«Чтобы провести товарищеский обед Фрэнка Ширана, «Лэтин Казино» закрыли. Я хаживал в «Лэтин» в былые дни с Тощей Бритвой и толпой центровых воскресными вечерами. Там регулярно выступал Фрэнк Синатра. Много лет подряд там были все звезды: Эл Мартино, Дин Мартин, Либераче. Те же звезды, что выступали в Лас-Вегасе, выступали и в «Лэтин». Это был единственный ночной клуб в округе.
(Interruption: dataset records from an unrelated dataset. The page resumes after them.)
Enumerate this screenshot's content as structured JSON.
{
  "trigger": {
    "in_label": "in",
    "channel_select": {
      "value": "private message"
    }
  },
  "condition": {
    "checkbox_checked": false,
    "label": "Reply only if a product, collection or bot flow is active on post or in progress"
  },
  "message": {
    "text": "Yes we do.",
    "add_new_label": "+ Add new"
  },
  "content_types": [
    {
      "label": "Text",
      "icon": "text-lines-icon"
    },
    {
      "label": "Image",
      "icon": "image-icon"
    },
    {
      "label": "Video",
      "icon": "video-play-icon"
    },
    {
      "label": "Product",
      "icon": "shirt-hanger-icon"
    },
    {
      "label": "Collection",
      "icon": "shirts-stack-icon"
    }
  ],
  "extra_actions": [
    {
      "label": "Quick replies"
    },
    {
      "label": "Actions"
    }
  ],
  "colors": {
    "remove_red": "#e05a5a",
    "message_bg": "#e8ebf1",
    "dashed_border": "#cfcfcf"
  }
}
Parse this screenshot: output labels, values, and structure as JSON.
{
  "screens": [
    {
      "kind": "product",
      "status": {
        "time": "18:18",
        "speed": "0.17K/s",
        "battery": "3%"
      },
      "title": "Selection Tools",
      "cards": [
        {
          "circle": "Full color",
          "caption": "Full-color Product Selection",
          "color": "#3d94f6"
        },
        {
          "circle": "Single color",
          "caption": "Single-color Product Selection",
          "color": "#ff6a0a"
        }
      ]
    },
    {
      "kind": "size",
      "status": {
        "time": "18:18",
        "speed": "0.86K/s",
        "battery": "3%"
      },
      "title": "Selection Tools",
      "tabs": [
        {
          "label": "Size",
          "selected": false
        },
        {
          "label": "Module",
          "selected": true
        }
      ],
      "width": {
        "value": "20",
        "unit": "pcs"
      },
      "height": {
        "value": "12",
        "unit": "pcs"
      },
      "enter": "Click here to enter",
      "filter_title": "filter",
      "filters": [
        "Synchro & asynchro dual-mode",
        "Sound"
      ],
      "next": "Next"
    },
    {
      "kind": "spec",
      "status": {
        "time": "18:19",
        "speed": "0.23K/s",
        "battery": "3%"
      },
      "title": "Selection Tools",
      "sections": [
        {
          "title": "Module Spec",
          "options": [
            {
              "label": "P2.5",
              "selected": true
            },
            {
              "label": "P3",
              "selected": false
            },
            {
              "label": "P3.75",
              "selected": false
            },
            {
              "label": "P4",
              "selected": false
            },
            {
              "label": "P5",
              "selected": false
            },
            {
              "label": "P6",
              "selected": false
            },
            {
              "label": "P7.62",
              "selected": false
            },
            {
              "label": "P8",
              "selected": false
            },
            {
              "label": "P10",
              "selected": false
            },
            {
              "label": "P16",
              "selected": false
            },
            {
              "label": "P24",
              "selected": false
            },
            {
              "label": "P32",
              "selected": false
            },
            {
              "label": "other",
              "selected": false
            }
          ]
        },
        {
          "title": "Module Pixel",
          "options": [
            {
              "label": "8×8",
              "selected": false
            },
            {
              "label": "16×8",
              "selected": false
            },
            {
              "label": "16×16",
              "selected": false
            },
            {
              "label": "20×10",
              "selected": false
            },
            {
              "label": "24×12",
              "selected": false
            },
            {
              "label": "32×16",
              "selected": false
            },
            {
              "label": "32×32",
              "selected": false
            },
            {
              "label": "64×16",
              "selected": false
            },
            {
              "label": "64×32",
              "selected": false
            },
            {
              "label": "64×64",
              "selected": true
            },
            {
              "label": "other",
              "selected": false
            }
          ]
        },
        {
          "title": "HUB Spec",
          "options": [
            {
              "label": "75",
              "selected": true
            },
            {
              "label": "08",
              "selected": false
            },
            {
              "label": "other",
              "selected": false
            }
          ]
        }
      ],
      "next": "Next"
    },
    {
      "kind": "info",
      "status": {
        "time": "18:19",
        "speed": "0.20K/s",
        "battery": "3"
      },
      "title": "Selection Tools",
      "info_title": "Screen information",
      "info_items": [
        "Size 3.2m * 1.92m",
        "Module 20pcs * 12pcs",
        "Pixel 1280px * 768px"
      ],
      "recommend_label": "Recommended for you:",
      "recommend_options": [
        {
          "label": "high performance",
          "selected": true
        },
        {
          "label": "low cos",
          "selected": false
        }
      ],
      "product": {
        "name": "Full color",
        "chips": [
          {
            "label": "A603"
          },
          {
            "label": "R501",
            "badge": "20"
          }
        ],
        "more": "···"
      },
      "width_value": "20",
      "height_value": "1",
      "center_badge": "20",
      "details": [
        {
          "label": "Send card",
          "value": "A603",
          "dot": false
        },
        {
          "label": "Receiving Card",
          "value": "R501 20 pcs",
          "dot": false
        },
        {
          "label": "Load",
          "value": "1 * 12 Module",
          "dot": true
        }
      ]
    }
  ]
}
На банкет скинулись ребята из профсоюза кровельщиков Джона Маккалоу. 3000 человек ели бифштексы или омаров и сидели в баре. Был вечер пятницы, и многие католики ели только рыбу по пятницам, и они могли взять омара, но бифштексы были великолепны. Среди гостей были люди из различных местных отделений профсоюза водителей, и мои старые фронтовые товарищи, и кое-кто из руководства – разные люди. Председатель 676-го отделения Джон Грили вручил мне табличку «Человека года» профсоюза водителей. Джон Маккалоу объявил, что здесь, в зале, все начальство, и упомянул обо всех агентах ФБР, прячущихся с биноклями среди деревьев на улице. Желающему пройти в тот вечер в зал надо было, чтобы его кто-то знал. Мы отбирали билет и возвращали деньги, если ты никого не знал.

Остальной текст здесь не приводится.